Precisamente por eso el fenómeno que vemos hoy en el mundo es el desplome de la ciudadanía. Esto es particularmente notorio entre jóvenes, con educación universitaria, que viven en ciudades grandes, con acceso a las redes sociales, y con muy poca cercanía a las religiones. Ése es el universo identitario cuyo origen Lilla ubica en la izquierda romántica y movimientista de los años sesenta y setenta, refugiada después en las universidades, que logró trasladar su punto de vista a jóvenes que hoy tienen las herramientas para hacerlo explotar. Frente a ese grupo, los demás, es decir, mayores (de 40 años), con menos universidad, menos tiempo libre, acceso y costumbre como para usar redes sociales, menos educación y más religión, que viven en ciudades más pequeñas, ven cómo el mundo que conocían se derrumba, y con él los grupos en los que ellos viven. Y esa amenaza es lo que los mueve a defenderse, incluso votando por Brexit o eligiendo a Trump.

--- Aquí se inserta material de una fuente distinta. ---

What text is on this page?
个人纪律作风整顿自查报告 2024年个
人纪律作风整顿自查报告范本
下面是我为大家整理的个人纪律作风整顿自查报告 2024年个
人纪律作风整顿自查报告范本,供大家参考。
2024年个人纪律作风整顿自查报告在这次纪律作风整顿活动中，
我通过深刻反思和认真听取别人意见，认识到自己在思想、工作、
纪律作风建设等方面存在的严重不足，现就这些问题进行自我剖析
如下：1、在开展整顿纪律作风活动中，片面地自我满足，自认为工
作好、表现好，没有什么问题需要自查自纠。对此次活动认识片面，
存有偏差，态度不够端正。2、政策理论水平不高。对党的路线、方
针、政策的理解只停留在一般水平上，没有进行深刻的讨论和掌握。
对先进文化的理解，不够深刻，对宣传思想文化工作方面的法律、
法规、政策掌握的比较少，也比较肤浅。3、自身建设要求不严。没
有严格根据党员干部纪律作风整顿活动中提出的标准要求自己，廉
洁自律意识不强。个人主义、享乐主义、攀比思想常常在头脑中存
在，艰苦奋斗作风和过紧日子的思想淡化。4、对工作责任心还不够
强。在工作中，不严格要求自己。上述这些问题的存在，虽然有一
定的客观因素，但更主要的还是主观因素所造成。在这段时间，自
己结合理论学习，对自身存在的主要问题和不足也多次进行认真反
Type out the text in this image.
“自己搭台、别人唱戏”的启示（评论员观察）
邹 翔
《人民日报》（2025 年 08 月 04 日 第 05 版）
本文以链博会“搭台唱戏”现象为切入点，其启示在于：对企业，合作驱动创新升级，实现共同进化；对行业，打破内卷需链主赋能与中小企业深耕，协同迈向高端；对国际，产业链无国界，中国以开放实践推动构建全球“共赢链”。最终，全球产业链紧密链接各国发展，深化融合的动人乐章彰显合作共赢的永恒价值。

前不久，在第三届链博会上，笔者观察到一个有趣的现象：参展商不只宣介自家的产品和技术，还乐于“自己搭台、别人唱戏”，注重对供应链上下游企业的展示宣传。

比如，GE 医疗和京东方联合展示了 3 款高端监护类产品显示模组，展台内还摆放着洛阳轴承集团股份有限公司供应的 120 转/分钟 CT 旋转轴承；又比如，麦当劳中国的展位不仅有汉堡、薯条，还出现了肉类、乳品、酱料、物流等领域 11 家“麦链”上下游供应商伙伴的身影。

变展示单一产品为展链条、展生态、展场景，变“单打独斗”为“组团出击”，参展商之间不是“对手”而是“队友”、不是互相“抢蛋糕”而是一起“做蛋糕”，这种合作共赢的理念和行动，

Lilla no atribuye este gran peso a las redes, de forma que cree que se puede recuperar la democracia tradicional, y por eso propone “la prioridad de lo institucional sobre los movimientos políticos; la prioridad de la persuasión democrática sobre la autoafirmación subjetiva; y la prioridad de la ciudadanía sobre la identidad personal o de grupo… la necesidad urgente de educación cívica en una nación crecientemente atomizada e individualizada” (p. 104).
¿Es eso posible o, como cree Fuera de la Caja, la ruptura es insalvable?